Austin Public Safety Training Complex
In collaboration with Chris Doyle
This project is an interdisciplinary collaboration with an artist for the City of Austin’s new Public Safety Training Facility. It synthesizes construction practices - fabrication, assembly, and detailing - proper to architecture with artistic techniques of interpretation, identity politics, and the theater of the everyday. Located between an obstacle course and an urban disaster village in a non-descript, ex-urban landscape, it is an open-air shelter that provides shade and showering facilities for the police and fire cadets in this otherwise spatially, socially, and environmentally undifferentiated training field. The design co-opts an off-the-shelf building material - a corrugated metal sheet - from the “junkspace” of the site and de-familiarizes it via digital processes that transpose its traditional utility as low-cost cladding into a broader, performative spectrum. The pavilion’s roof canopy is designed as a pictorial mural of silhouettes produced by digitally fabricating video-motion stills taken of the cadets during their training sessions into the corrugated sheets.
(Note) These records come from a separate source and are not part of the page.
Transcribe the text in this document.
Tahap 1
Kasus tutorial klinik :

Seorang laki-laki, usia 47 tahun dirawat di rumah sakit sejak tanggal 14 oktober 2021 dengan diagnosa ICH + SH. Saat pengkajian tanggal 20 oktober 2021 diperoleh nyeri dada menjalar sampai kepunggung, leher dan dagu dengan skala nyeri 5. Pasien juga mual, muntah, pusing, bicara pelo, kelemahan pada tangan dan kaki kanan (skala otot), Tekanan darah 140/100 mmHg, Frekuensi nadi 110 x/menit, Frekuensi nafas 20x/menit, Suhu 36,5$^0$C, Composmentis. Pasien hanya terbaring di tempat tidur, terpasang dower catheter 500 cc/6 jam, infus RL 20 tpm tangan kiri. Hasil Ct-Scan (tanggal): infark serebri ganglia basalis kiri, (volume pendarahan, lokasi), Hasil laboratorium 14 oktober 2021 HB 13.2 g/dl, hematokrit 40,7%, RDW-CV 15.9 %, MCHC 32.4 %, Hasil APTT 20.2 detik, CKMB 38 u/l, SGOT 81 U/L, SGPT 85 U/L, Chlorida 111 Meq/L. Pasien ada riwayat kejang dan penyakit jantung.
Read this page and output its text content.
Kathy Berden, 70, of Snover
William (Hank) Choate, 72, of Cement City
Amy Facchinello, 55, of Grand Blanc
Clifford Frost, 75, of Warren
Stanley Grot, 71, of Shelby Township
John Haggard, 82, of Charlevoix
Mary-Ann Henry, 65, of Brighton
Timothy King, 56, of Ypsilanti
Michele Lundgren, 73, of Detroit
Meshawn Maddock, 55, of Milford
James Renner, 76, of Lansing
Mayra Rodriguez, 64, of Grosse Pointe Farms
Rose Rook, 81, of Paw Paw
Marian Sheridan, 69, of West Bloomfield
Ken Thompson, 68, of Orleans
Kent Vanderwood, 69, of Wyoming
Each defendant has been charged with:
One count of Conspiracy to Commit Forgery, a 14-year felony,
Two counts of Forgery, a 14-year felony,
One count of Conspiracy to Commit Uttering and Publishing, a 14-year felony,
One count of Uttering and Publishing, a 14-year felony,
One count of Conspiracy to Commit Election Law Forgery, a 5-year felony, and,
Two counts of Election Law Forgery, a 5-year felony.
As the sun passes thru this perforated surface over the course of each day, the cast shadows project the cadets’ own moving image, oscillating in and out of focus - like a Rorschach test - as anamorphic action figures. This roof is structured by a double-cantilevered steel frame. It is built as a single, pre-fabricated assembly to minimize the number of exposed fasteners, creating a single, detail-less, yet highly articulated surface. Here, an ordinary building component finds a strange utility in the production of a uniquely performative environment.